Stan Marsh:

Supuse que la respuesta de Ken, se debió a que esa tarde seguramente me vió masajeando la salchicha en cuestión de segundos por encima de las ropas en favor a lo que estábamos viendo, sin mencionar lo que dije en la hora de receso. A lo mejor me estaba contrariando y en el fondo sabía que está oportunidad no se presentaba todos los días.

—Aaaahh... ¿Sí? —Pregunté al mirarlo fijamente a los ojos y convencerme a mí mismo lo que deduje con anterioridad—.

—Sí... Entonces, ¿Qué dices?

—Está bien... Bésame.

Kenny acercó sus labios a los míos, en una posición incómoda y a la vez directa, de chupar nuestros bordes como fruta. Excitante a la hora de imaginar un espacio solitario que pudiéramos pasar a un segundo nivel, de poder montarme en sus piernas y continuar con el beso que se prolongará durante el viaje; pero la realidad aconseja abrir los ojos y ver que uno de nuestros compañeros se dió cuenta de lo que estábamos haciendo.

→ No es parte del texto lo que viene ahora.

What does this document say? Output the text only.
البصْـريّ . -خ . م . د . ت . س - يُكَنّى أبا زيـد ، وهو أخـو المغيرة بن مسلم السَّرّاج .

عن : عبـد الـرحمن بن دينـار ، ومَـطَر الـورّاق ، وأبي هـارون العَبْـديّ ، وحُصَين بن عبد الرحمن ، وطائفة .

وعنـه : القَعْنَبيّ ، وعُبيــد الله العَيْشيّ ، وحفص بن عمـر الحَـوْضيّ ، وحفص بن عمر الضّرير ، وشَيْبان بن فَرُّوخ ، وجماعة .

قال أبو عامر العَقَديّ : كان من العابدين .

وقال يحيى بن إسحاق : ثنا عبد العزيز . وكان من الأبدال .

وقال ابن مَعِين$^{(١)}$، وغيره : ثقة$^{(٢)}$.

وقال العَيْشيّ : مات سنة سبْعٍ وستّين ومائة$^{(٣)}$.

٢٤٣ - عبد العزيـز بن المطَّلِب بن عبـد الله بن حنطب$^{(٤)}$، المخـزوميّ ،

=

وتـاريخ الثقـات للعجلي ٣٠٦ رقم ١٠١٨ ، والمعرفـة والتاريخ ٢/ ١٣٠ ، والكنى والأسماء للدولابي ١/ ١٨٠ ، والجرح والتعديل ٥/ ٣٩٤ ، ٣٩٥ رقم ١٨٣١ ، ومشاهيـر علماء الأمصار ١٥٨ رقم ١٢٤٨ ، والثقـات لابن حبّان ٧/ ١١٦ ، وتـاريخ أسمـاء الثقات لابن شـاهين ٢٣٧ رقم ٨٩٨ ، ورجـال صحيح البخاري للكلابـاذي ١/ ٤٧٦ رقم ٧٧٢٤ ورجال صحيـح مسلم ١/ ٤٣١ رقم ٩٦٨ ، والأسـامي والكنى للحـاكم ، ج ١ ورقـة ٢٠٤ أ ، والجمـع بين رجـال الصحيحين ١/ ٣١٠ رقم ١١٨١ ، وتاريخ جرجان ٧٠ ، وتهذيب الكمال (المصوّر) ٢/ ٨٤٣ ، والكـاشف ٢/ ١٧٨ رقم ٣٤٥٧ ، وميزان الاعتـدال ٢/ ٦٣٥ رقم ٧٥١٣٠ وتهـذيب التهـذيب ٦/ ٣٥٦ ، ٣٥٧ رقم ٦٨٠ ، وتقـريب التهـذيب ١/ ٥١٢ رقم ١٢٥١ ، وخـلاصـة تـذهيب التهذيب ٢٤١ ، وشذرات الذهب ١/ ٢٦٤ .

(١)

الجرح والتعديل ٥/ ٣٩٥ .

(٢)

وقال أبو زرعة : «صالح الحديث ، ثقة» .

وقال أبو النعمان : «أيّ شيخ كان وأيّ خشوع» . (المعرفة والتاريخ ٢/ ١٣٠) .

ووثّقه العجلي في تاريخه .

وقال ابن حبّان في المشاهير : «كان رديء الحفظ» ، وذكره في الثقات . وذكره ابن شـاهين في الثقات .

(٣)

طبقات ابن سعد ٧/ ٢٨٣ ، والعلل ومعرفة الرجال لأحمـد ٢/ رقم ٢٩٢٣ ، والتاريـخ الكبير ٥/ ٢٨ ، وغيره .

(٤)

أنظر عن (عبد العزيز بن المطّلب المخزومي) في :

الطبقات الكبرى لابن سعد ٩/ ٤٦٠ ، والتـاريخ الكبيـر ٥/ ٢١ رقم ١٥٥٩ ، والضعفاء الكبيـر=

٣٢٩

—Kenny, nos están mirando —Susurré tras cortar el beso al acomodar mi cuerpo nuevamente contra el espaldar de la silla—.

El rubio dirige la mirada hacia el otro lado del bus, fijándose que para él no era gran cosa, quién estuviera mirando.

—¿Seguimos? Ellos están haciendo lo mismo.

Fruncí el entrecejo, aprisionando la zona con mis dedos índice y pulgar, durante unos segundos que agaché la cabeza por un momento.

—¿Qué... No te gustó?

—No, es eso Ken... Sino que...

Enmudezco lo que voy a decir al alzar la mirada y ver que se acerca el maestro de Biología en ese instante a mirar lo que estábamos haciendo los estudiantes de la parte de atrás del bus. Kenneth frunce el ceño al acomodarse bien contra el espaldar de la silla, apartando la vista de mi presencia por no haber cumplido su capricho.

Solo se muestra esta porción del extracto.